The last experiment I did was about dimensionality reduction with a Principal Component and Linear Discriminant Analysis. The datasets I used were rather easy, but what happens if the data was generated by a non-linear process?
You can decide to either follow this tutorial or to try out an interactive octave script. The script includes more kernel functions and all the plots and subplots used in this tutorial. It's available at files/octave/kpca.m and starting is as easy as:
philipp@mango:~/octave$ chmod +x kpca.m philipp@mango:~/octave$ ./kpca.m
Fire up GNU Octave and let's make up an experiment! The data comes from three circles (plus some noise):
function [x,y] = gen_circle(num_points, radius, sigma)
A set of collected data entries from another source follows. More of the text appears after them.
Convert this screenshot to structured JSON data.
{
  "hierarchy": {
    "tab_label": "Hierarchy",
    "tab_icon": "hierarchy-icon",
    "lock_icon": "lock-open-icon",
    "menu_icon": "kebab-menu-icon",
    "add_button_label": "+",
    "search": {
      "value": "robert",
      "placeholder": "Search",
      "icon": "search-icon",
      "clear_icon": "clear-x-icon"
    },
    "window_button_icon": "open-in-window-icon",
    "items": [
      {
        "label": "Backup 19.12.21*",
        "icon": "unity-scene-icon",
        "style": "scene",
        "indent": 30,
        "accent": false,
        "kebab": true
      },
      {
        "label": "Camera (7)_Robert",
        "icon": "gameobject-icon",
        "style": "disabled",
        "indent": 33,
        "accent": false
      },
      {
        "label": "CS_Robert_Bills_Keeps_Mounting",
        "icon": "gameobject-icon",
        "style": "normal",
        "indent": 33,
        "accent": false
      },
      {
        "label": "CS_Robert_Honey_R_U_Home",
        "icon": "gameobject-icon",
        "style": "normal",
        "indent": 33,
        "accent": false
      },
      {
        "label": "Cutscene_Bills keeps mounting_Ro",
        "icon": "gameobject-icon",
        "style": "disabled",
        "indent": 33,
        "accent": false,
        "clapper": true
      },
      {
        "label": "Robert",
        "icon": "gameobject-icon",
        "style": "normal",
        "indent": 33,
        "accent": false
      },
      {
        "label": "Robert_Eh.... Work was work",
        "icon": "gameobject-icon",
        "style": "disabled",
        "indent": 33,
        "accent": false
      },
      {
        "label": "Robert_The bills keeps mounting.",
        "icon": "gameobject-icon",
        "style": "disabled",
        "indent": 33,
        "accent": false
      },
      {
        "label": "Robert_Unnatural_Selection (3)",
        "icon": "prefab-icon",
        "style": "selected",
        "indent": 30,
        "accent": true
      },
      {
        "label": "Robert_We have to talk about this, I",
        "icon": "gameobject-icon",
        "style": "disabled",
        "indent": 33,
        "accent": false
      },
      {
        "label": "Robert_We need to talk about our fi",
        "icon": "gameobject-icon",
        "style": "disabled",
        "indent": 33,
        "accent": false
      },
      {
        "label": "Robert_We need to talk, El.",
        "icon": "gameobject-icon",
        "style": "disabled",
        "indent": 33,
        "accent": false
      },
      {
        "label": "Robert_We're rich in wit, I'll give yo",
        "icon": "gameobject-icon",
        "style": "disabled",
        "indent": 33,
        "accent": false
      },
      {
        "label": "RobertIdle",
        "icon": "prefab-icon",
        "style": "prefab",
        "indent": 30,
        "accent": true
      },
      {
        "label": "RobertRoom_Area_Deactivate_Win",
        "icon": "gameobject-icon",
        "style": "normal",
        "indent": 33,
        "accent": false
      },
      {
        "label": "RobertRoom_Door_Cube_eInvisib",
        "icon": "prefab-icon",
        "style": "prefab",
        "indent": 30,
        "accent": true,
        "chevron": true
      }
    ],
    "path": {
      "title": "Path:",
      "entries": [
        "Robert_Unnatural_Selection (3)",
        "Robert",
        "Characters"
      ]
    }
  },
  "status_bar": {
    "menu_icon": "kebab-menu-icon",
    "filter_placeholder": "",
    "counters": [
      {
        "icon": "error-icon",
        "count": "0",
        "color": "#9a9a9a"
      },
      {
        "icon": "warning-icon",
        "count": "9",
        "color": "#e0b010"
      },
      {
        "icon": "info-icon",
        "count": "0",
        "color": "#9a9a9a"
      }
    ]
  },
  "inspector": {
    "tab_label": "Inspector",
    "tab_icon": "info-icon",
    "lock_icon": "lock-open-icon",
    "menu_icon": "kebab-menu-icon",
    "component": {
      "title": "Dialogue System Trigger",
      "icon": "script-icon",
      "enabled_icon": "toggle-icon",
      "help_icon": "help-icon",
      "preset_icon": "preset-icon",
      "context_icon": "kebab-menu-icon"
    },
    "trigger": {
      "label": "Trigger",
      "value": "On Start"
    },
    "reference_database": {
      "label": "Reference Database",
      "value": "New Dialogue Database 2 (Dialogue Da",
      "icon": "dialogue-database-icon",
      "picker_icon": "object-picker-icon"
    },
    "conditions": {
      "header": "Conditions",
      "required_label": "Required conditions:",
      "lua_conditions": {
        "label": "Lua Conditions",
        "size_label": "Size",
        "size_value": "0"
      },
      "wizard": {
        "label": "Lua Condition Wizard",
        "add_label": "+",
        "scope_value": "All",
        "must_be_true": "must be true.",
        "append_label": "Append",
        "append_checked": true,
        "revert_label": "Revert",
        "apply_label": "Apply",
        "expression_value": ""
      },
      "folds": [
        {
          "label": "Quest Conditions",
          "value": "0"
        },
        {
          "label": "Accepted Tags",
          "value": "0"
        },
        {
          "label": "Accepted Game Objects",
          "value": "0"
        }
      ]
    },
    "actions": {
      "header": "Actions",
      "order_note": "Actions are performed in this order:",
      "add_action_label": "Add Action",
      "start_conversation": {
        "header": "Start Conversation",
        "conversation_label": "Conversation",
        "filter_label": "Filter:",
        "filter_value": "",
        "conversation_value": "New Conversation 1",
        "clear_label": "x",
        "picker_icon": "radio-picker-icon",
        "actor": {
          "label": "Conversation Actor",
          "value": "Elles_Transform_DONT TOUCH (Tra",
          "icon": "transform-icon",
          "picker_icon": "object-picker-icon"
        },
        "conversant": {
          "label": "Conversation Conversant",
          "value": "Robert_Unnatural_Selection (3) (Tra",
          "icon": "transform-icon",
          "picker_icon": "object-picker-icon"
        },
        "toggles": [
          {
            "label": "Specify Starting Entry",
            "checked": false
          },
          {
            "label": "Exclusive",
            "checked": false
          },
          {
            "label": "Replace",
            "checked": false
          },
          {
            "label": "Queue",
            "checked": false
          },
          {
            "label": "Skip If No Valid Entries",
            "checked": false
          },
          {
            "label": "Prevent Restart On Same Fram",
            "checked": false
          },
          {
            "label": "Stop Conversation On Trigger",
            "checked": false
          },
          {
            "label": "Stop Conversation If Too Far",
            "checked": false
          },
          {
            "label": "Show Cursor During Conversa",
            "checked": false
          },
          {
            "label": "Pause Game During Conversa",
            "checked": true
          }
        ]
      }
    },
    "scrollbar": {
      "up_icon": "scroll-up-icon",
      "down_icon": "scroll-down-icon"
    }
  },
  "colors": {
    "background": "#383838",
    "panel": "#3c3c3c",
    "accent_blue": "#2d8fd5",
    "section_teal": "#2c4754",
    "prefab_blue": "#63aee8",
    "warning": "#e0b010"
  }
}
t = linspace(0,2*pi,num_points)';
x = radius*cos(t)+randn(size(t))*sigma;
y = radius*sin(t)+randn(size(t))*sigma;
endfunction
% points per class
num_datapoints = 50;
% generate some data
[x1, y1] = gen_circle(num_datapoints, 15, 2);
[x2, y2] = gen_circle(num_datapoints, 8, 1);
[x3, y3] = gen_circle(num_datapoints, 2, 1);
% plot original data
figure;
plot(x1,y1,'ro'); hold on;
plot(x2,y2,'go');
plot(x3,y3,'bo');
title("Original Data");
% classes
y = [
repmat(0,num_datapoints,1);
repmat(1,num_datapoints,1);
repmat(2,num_datapoints,1)
];
data = [x1 y1; x2 y2; x3 y3];
And you will acknowledge that it's hard to separate between the classes with a line:
What does a plain old PCA say? By building the covariance matrix and finding it's orthogonal eigenvectors as in the last experiment, we can project the data on the first principal component:
% Principal Component Analysis mu = mean(data); data_centered = data - repmat(mu, rows(data),1); C = cov(data_centered) [evec, eval] = eig(C); % sort by eval [eval, idx] = sort(diag(eval), 'descend'); evec = evec(:, idx); % project z = data_centered*evec;
A PCA doesn't really help. Training a linear classifier on one of these projections is hard:
So if you are stuck in 2D… Go to 3D! By applying the so called Kernel trick we can transform our data into a higher dimensional feature space, where it can be separated with linear methods again. There are a bunch of cool videos on youtube explaining it, just like this one.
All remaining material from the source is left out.